Cancer tumors are a lot more complex than we think: besides cancer cells, supportive tissue cells, fat, and even immune cells can be found in a tumor. Combined crosstalk in between these cell groups influences the way the tumor develops or responses to drug treatment. On the other hand, the majority of what we know about cancer tumors has been acquired by studying cell ensembles. Recent strides to improve our understanding of cancer revealed that we have long been missing the stochastic interactions and rare events due to ensemble-average measurements. We can unveil how these cell groups work together and how the rare events change the fate of a tumor thanks to single-cell analysis techniques.
Single cells can be identified by extrinsic and intrinsic markers. Extrinsic markers are definitive of genetic and proteomic states of a cell. Flow cytometry and mass spectrometry have been the workhorse of extrinsic marker analysis, where genetic or proteomic materials are often fluorescently labeled for detection. With these techniques, multiplexed analysis of thousands of cells can be employed simultaneously. Intrinsic markers include size, shape, density, optical, mechanical, and electrical properties which do not require labelling. Microfluidic techniques provide with a plethora of different functionalities to sort the cells based on intrinsic markers. Combination of both extrinsic and intrinsic data advances our understanding of how cell heterogeneity is reflected in cell-to-cell variations in tumor development and drug-response. Although many powerful methods are available for determining extrinsic markers, not many techniques can gather information about a panel of different intrinsic markers.

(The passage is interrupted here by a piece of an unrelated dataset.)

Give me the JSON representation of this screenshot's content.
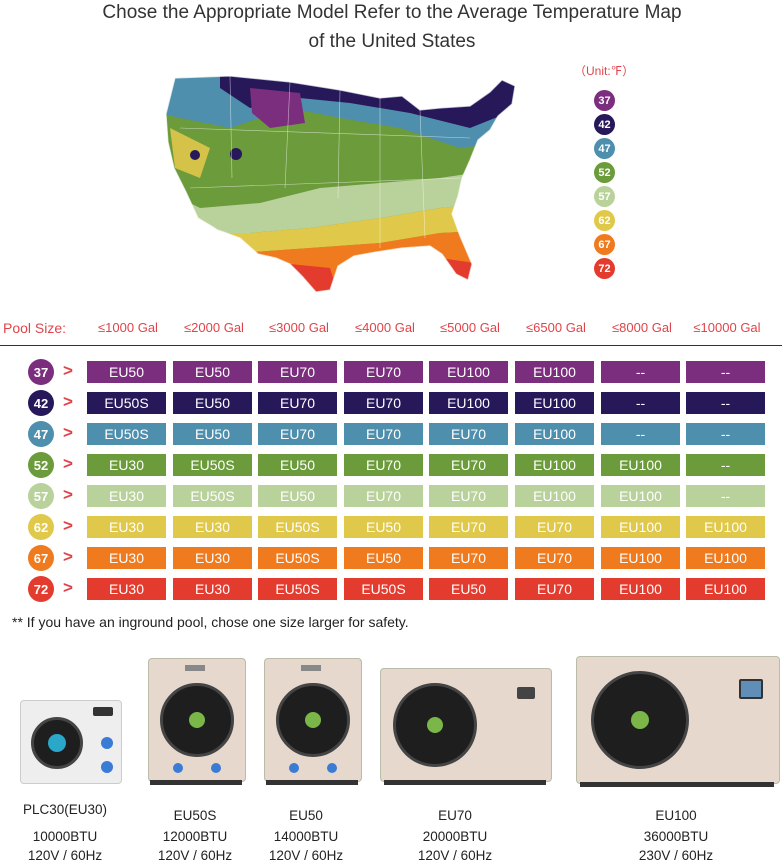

A recent study from Biological Microtechnology and BioMEMS group at MIT represents an important microfluidic approach for the development of multiparameter intrinsic cytometry tool. The approach includes several different microfluidic modules combined with microscope imaging and image processing by machine learning. Separate modules measuring cell size, deformability, and polarization can be combined and organized within the tool (Figure 1). (i) Size module detects the cell size optically in a flow through system. Cell size module is necessary to separate different cell types that can give important cues about disease state. (ii) In deformability module, cells pass through narrow channels, and their transit time defines the deformability. Cell deformability gives cues about cytoskeletal and nuclear changes associated with cancer progression. (iii) In the polarization module, dielectrophoretic force at a fixed frequency is applied on cells driven by opposing hydrodynamic forces. Cells approach coplanar electrodes with different equilibrium positions depending on their polarizability. Cell polarizability allows for distinguishing subtle changes in biological phenotypes. As a proof-of-concept work, drug-induced structural changes in cells were detected for the first time using five different intrinsic markers, including size, deformability, and polarizability at three frequencies. The authors indicate that this powerful tool can further be equipped with visual readout capabilities, such as deterministic lateral displacement array, inertial microfluidics, acoustophoresis, optical techniques.
Figure 1. Multiparameter intrinsic cytometry combines different microfluidic modules on one substrate along with cell tracking to correlate per-cell information across modules for different intrinsic properties including size, polarizability, and deformability.